Daher fordern (meist hinter vorgehaltener Hand) auch viele Mitarbeiter in den örtlichen Gesundheitsämtern schon länger, die Zahlen differenzierter zu betrachten. Wichtig ist doch vor allem zu sehen, wie viele Menschen wirklich schwer erkrankt sind. Eine wichtige Zahl wäre also etwa die Zahl der Menschen, die wegen Covid-19 ins Krankenhaus eingeliefert werden müssen.
Nötig wäre also eine Erweiterung der Meldepflichten von Corona-Fällen. Die Stärke der Erkrankung müsste mit erfasst werden. Solche Werte sind allemal aussagekräftiger, als Inzidenzwerte wie 30 oder 50 auf 100.000.
Auch Sentinelpraxen, wie es sie schon für die Grippewellen gibt, können hier weiterhelfen. Zum Verständnis: Sentinelpraxen tragen mit ihrem ehrenamtlichen Engagement dazu bei, wichtige Eckdaten über die Aktivität akuter Atemwegserkrankungen und der jährlich auftretenden Grippewelle zu erfassen.

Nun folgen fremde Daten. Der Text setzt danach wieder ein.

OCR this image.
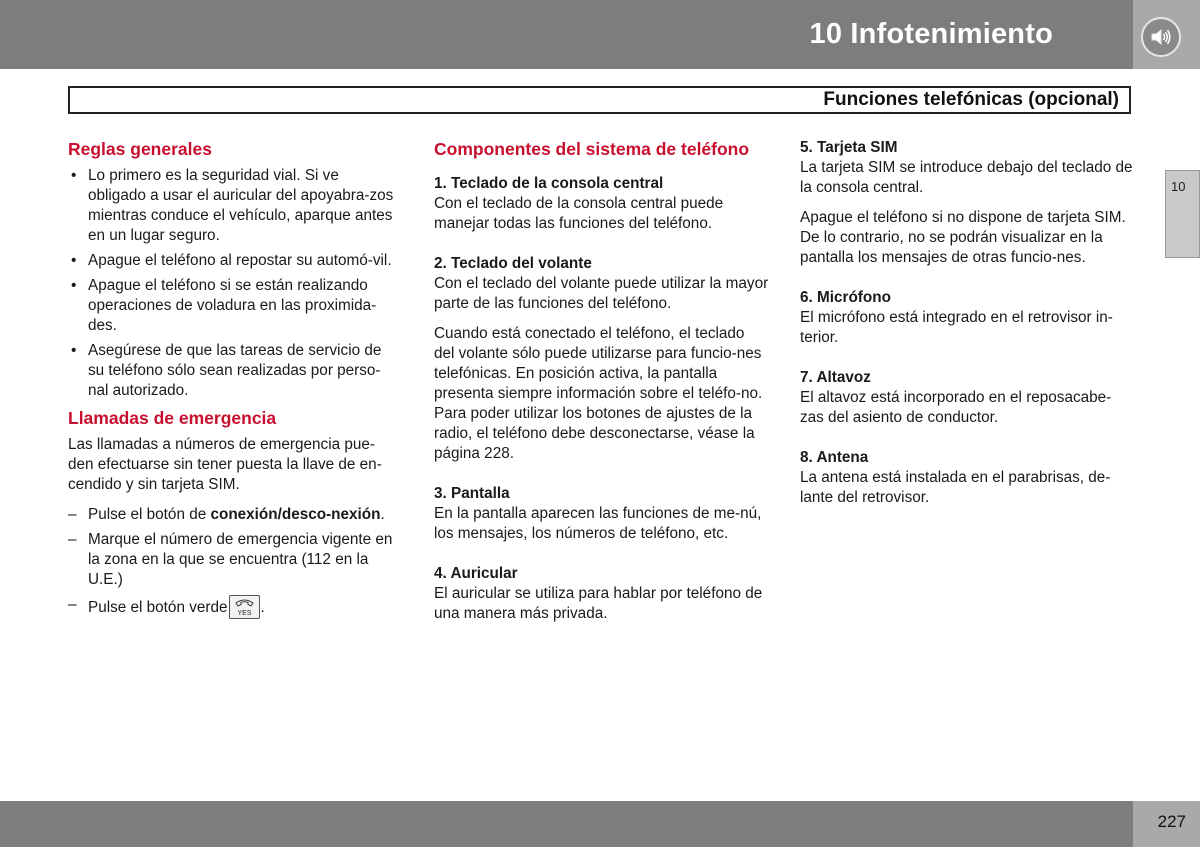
10 Infotenimiento
Funciones telefónicas (opcional)
10
Reglas generales
• Lo primero es la seguridad vial. Si ve obligado a usar el auricular del apoyabra-zos mientras conduce el vehículo, aparque antes en un lugar seguro.
• Apague el teléfono al repostar su automó-vil.
• Apague el teléfono si se están realizando operaciones de voladura en las proximida-des.
• Asegúrese de que las tareas de servicio de su teléfono sólo sean realizadas por perso-nal autorizado.
Llamadas de emergencia

Las llamadas a números de emergencia pue-den efectuarse sin tener puesta la llave de en-cendido y sin tarjeta SIM.

– Pulse el botón de conexión/desco-nexión.
– Marque el número de emergencia vigente en la zona en la que se encuentra (112 en la U.E.)
– Pulse el botón verde YES .
Componentes del sistema de teléfono
1. Teclado de la consola central

Con el teclado de la consola central puede manejar todas las funciones del teléfono.

2. Teclado del volante

Con el teclado del volante puede utilizar la mayor parte de las funciones del teléfono.

Cuando está conectado el teléfono, el teclado del volante sólo puede utilizarse para funcio-nes telefónicas. En posición activa, la pantalla presenta siempre información sobre el teléfo-no. Para poder utilizar los botones de ajustes de la radio, el teléfono debe desconectarse, véase la página 228.

3. Pantalla

En la pantalla aparecen las funciones de me-nú, los mensajes, los números de teléfono, etc.

4. Auricular

El auricular se utiliza para hablar por teléfono de una manera más privada.

5. Tarjeta SIM

La tarjeta SIM se introduce debajo del teclado de la consola central.

Apague el teléfono si no dispone de tarjeta SIM. De lo contrario, no se podrán visualizar en la pantalla los mensajes de otras funcio-nes.

6. Micrófono

El micrófono está integrado en el retrovisor in-terior.

7. Altavoz

El altavoz está incorporado en el reposacabe-zas del asiento de conductor.

8. Antena

La antena está instalada en el parabrisas, de-lante del retrovisor.

227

Und für die vorhandenen oder möglicherweise noch nötigen Verschärfungen der Regeln gilt wie immer: Jedes neue Gesetz muss auch kontrolliert werden. Sonst führt sich ein Rechtsstaat selbst ad absurdum. Kurzfristig mehr Personal für die Gesundheits- und Ordnungsämter muss also finanziert werden. Zumindest das Geld müssen Bund und Länder zur Verfügung stellen, in der Hoffnung, dass sich dann vor Ort Mitarbeiter finden lassen.